The Ministry of Education said a “control system” would be put in place to ensure the safety of students and teachers, while maintaining social distancing whenever possible.

“I do not underestimate how challenging the last few months have been, but I know how important it is for children to get back to school, not just for their education but for their development and wellbeing,” said Education Secretary Gavin Williamson, who has also come under pressure.

Schools closed their doors in March, except for the children of essential workers, and reopened in June to only a small number of students.

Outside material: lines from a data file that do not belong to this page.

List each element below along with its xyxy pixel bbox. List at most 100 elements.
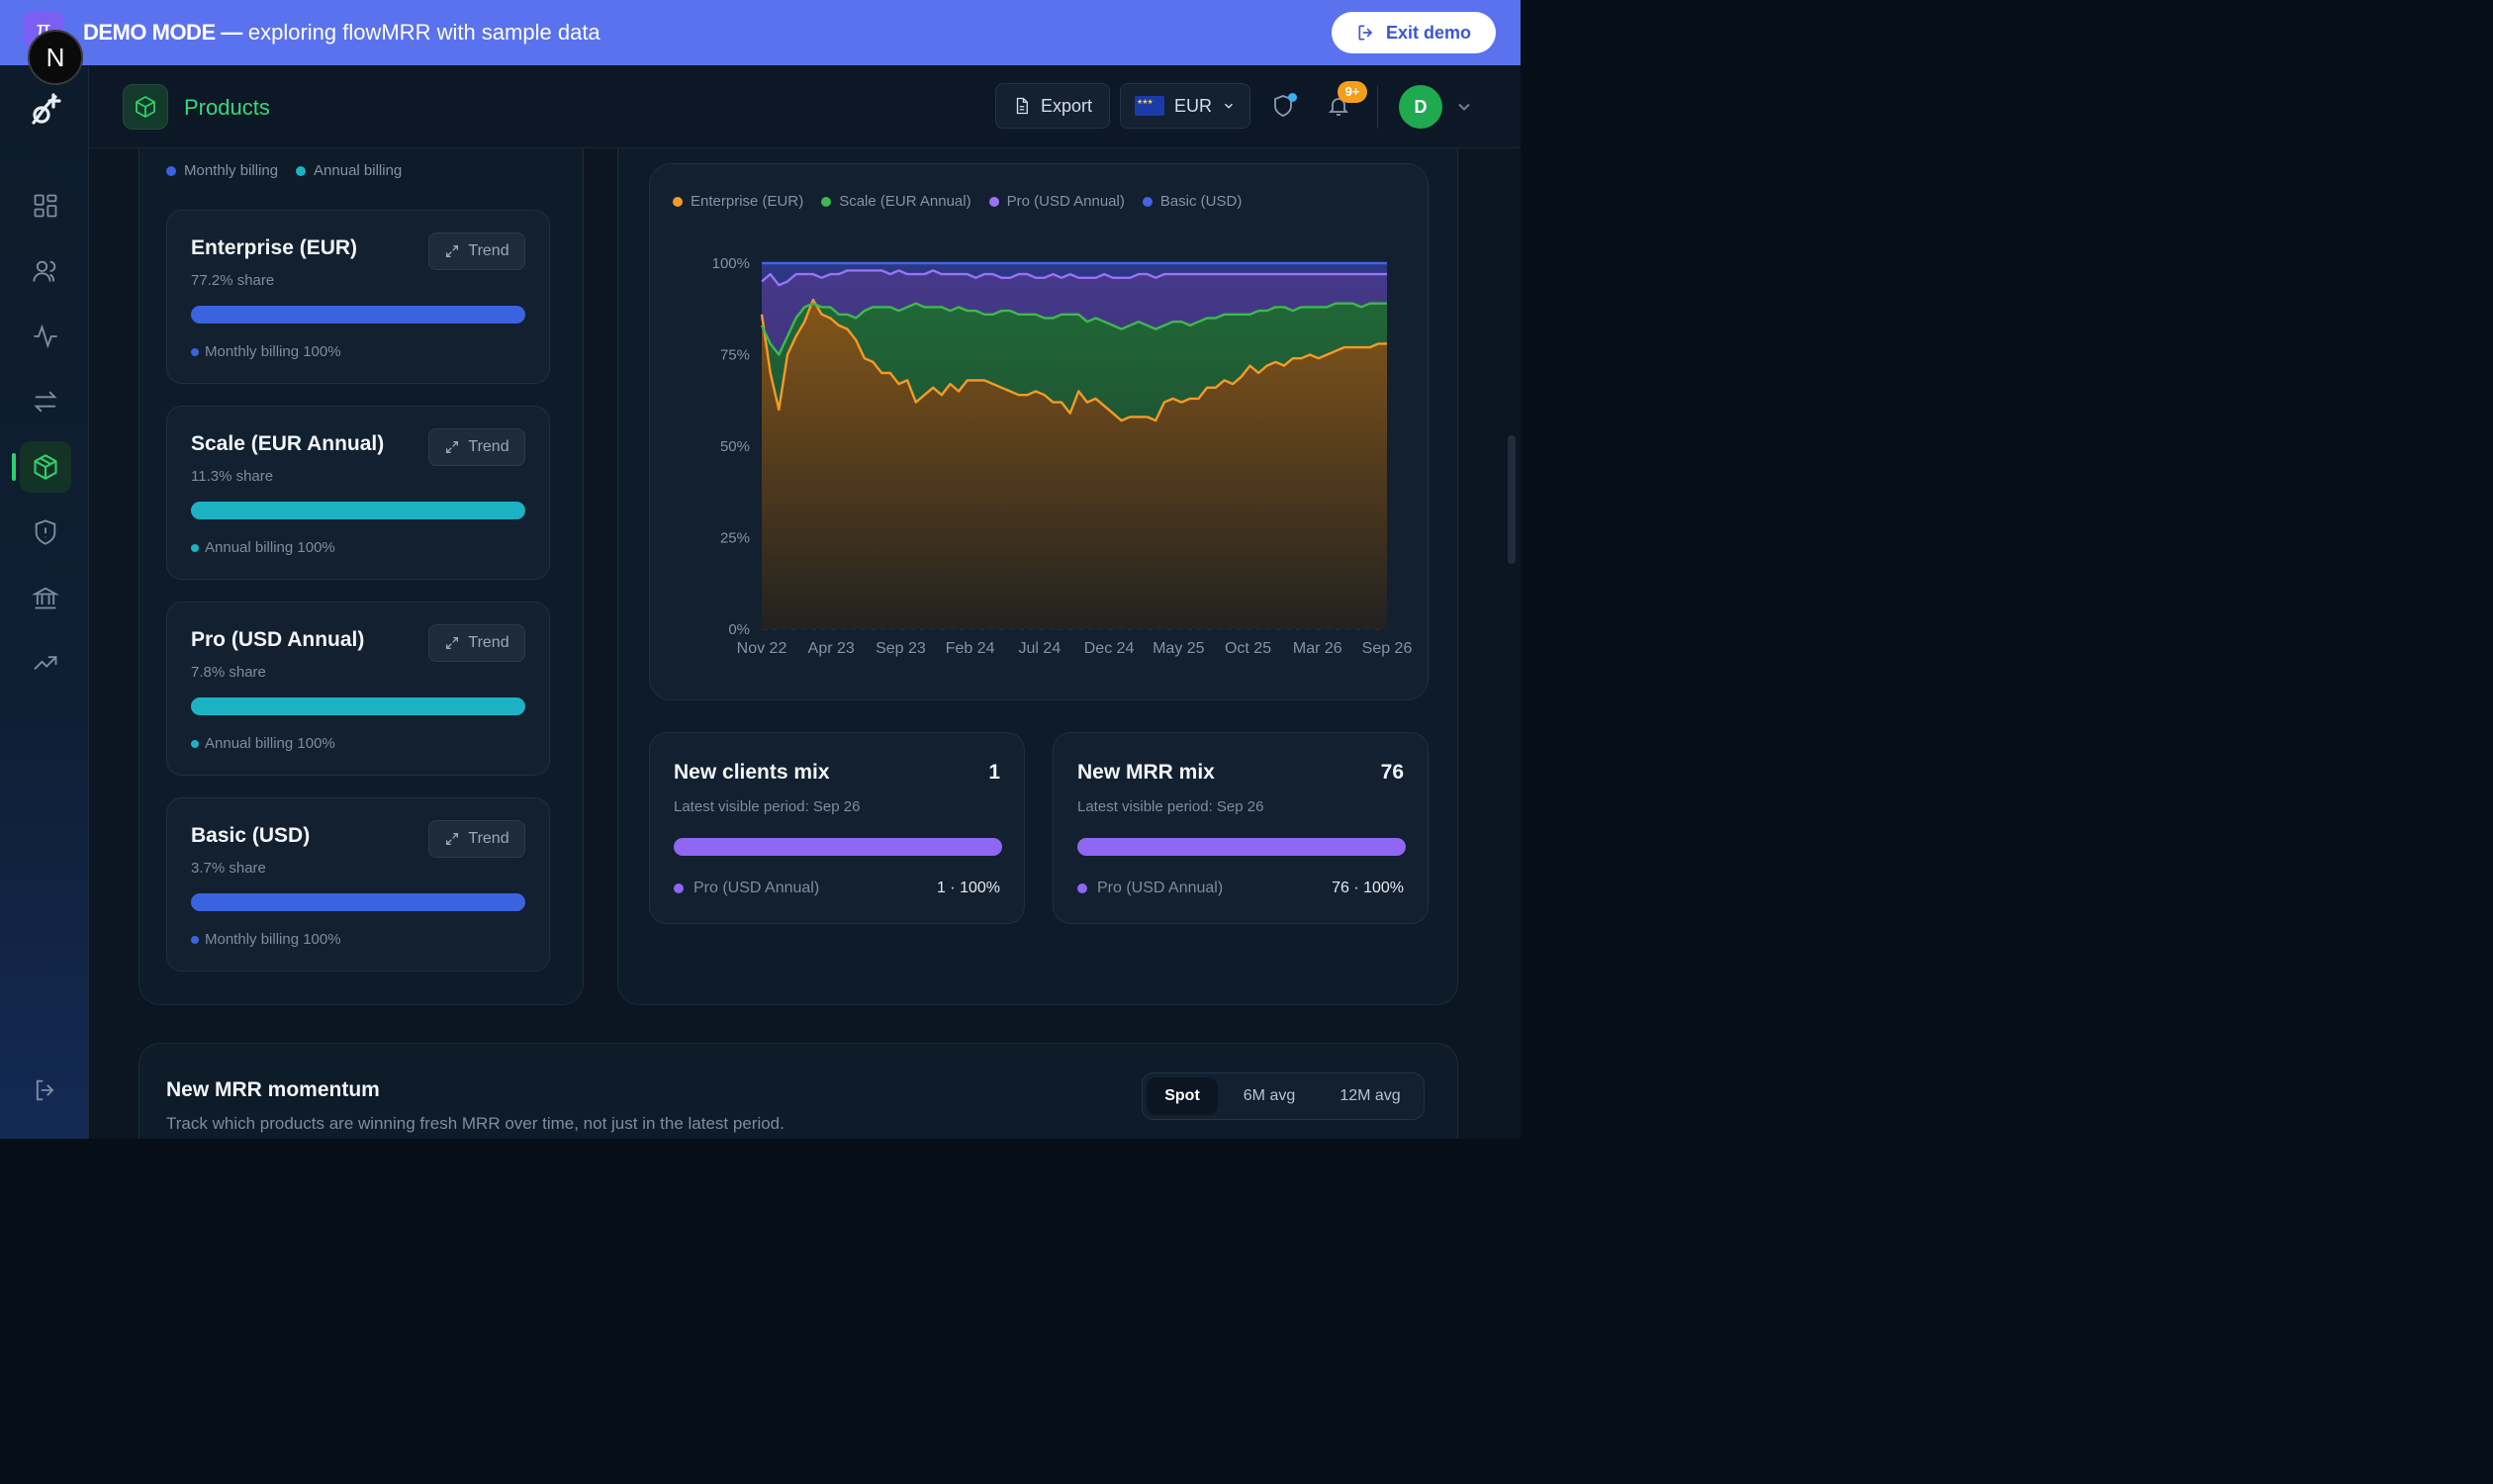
product-share: 7.8% share: [191, 664, 266, 681]
trending-up-icon: [34, 656, 57, 670]
y-tick-label: 75%: [720, 347, 750, 364]
expand-icon: [446, 637, 459, 649]
sidebar-item-products[interactable]: [12, 441, 71, 493]
product-name: Pro (USD Annual): [191, 628, 365, 651]
logout-icon: [36, 1079, 54, 1101]
demo-description: exploring flowMRR with sample data: [241, 20, 600, 45]
product-name: Basic (USD): [191, 824, 311, 847]
share-bar: [191, 502, 525, 519]
mix-legend-label: Pro (USD Annual): [1097, 880, 1224, 896]
product-share: 77.2% share: [191, 272, 275, 289]
x-tick-label: Sep 23: [876, 640, 926, 657]
legend-label: Annual billing: [314, 162, 403, 179]
sidebar-item-security[interactable]: [20, 507, 71, 558]
chevron-down-icon: [1225, 103, 1233, 109]
12m-avg-option[interactable]: 12M avg: [1339, 1087, 1401, 1104]
spot-option[interactable]: Spot: [1147, 1077, 1218, 1115]
trend-button[interactable]: Trend: [428, 428, 525, 466]
x-tick-label: Sep 26: [1362, 640, 1413, 657]
legend-label: Enterprise (EUR): [691, 193, 804, 210]
trend-label: Trend: [468, 830, 509, 847]
status-dot: [1288, 93, 1297, 102]
expand-icon: [446, 245, 459, 257]
currency-selector[interactable]: EUR: [1120, 83, 1250, 129]
billing-split: Monthly billing 100%: [191, 343, 341, 360]
mix-subtitle: Latest visible period: Sep 26: [1077, 798, 1264, 815]
dev-overlay-badge[interactable]: N: [28, 30, 83, 85]
file-icon: [1016, 97, 1028, 115]
expand-icon: [446, 441, 459, 453]
scale-line: [760, 302, 1387, 356]
pulse-icon: [34, 324, 57, 349]
new-mrr-mix-card: New MRR mix 76 Latest visible period: Se…: [1053, 732, 1429, 924]
sidebar-item-transfers[interactable]: [20, 376, 71, 427]
bank-icon: [32, 587, 59, 609]
export-button[interactable]: Export: [995, 83, 1110, 129]
page-title: Products: [184, 95, 270, 120]
expand-icon: [446, 833, 459, 845]
mix-percent: 76 · 100%: [1332, 880, 1404, 896]
sidebar-item-dashboard[interactable]: [20, 180, 71, 232]
share-bar: [191, 893, 525, 911]
sidebar: [0, 65, 89, 1139]
products-page-icon: [123, 84, 168, 130]
app-logo-icon[interactable]: [24, 89, 65, 131]
legend-item: Basic (USD): [1142, 193, 1242, 210]
average-toggle: Spot 6M avg 12M avg: [1142, 1072, 1425, 1120]
x-tick-label: Nov 22: [737, 640, 787, 657]
product-card: Enterprise (EUR) 77.2% share Trend Month…: [166, 210, 550, 384]
mix-title: New MRR mix: [1077, 761, 1215, 784]
arrows-swap-icon: [34, 391, 57, 413]
export-label: Export: [1040, 95, 1093, 116]
chevron-down-icon[interactable]: [1454, 97, 1474, 117]
product-card: Basic (USD) 3.7% share Trend Monthly bil…: [166, 797, 550, 972]
avatar[interactable]: D: [1399, 85, 1442, 129]
demo-banner: π DEMO MODE — exploring flowMRR with sam…: [0, 0, 1521, 65]
share-bar: [191, 306, 525, 324]
billing-split: Annual billing 100%: [191, 735, 335, 752]
legend-item: Annual billing: [296, 162, 402, 179]
mix-title: New clients mix: [674, 761, 830, 784]
x-tick-label: Mar 26: [1293, 640, 1342, 657]
mix-legend-label: Pro (USD Annual): [693, 880, 820, 896]
grid-icon: [34, 194, 57, 218]
currency-label: EUR: [1173, 95, 1212, 116]
product-share: 11.3% share: [191, 468, 274, 485]
sidebar-item-customers[interactable]: [20, 245, 71, 297]
legend-item: Scale (EUR Annual): [821, 193, 971, 210]
product-name: Scale (EUR Annual): [191, 432, 385, 455]
trend-button[interactable]: Trend: [428, 820, 525, 858]
legend-item: Monthly billing: [166, 162, 278, 179]
momentum-title: New MRR momentum: [166, 1078, 380, 1101]
product-share: 3.7% share: [191, 860, 266, 877]
sidebar-item-banking[interactable]: [20, 572, 71, 623]
x-tick-label: Feb 24: [946, 640, 995, 657]
billing-split: Monthly billing 100%: [191, 931, 341, 948]
shield-button[interactable]: [1264, 87, 1302, 125]
billing-legend: Monthly billing Annual billing: [166, 162, 402, 179]
trend-button[interactable]: Trend: [428, 232, 525, 270]
product-name: Enterprise (EUR): [191, 236, 358, 259]
trend-label: Trend: [468, 634, 509, 651]
exit-demo-button[interactable]: Exit demo: [1332, 12, 1496, 53]
chart-legend: Enterprise (EUR) Scale (EUR Annual) Pro …: [673, 193, 1242, 210]
divider: [1377, 85, 1378, 129]
6m-avg-option[interactable]: 6M avg: [1243, 1087, 1296, 1104]
sidebar-item-activity[interactable]: [20, 311, 71, 362]
sidebar-item-logout[interactable]: [20, 1065, 71, 1116]
trend-button[interactable]: Trend: [428, 624, 525, 662]
x-tick-label: Dec 24: [1084, 640, 1135, 657]
enterprise-line: [760, 298, 1387, 422]
stacked-area-chart: 0% 25% 50% 75% 100% Nov 22 Apr 23 Sep 23 Feb 24…: [712, 255, 1413, 657]
legend-label: Pro (USD Annual): [1006, 193, 1125, 210]
sidebar-item-growth[interactable]: [20, 637, 71, 689]
scrollbar-thumb[interactable]: [1508, 435, 1516, 564]
share-bar: [191, 697, 525, 715]
mix-percent: 1 · 100%: [936, 880, 1000, 896]
main-content: Monthly billing Annual billing Enterpris…: [89, 148, 1521, 1139]
x-tick-label: Oct 25: [1225, 640, 1271, 657]
product-card: Pro (USD Annual) 7.8% share Trend Annual…: [166, 602, 550, 776]
billing-label: Monthly billing 100%: [205, 931, 341, 948]
demo-banner-text: DEMO MODE — exploring flowMRR with sampl…: [83, 20, 600, 46]
shield-alert-icon: [35, 519, 56, 545]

An August study by the Institute for Fiscal Studies suggests that school closures have widened educational inequality between poor and rich students.

Concerns about an education divide deepened in August when the government bowed to pressure from angry students, teachers and politicians and abandoned an algorithm that had downgraded the A-level results of nearly 40 percent of school leavers, hitting students from deprived neighborhoods even harder.

“Labour wants and expects children to go back to school. Every day that schools were closed was a day that opportunities, learning and support were lost. This situation has been made worse by the exams debacle and the government’s chaotic approach to education,” said opposition Labour Party leader Keir Starmer.

“We must not repeat these mistakes again and again. The future of young people must not be compromised by the incompetence of the Conservatives.”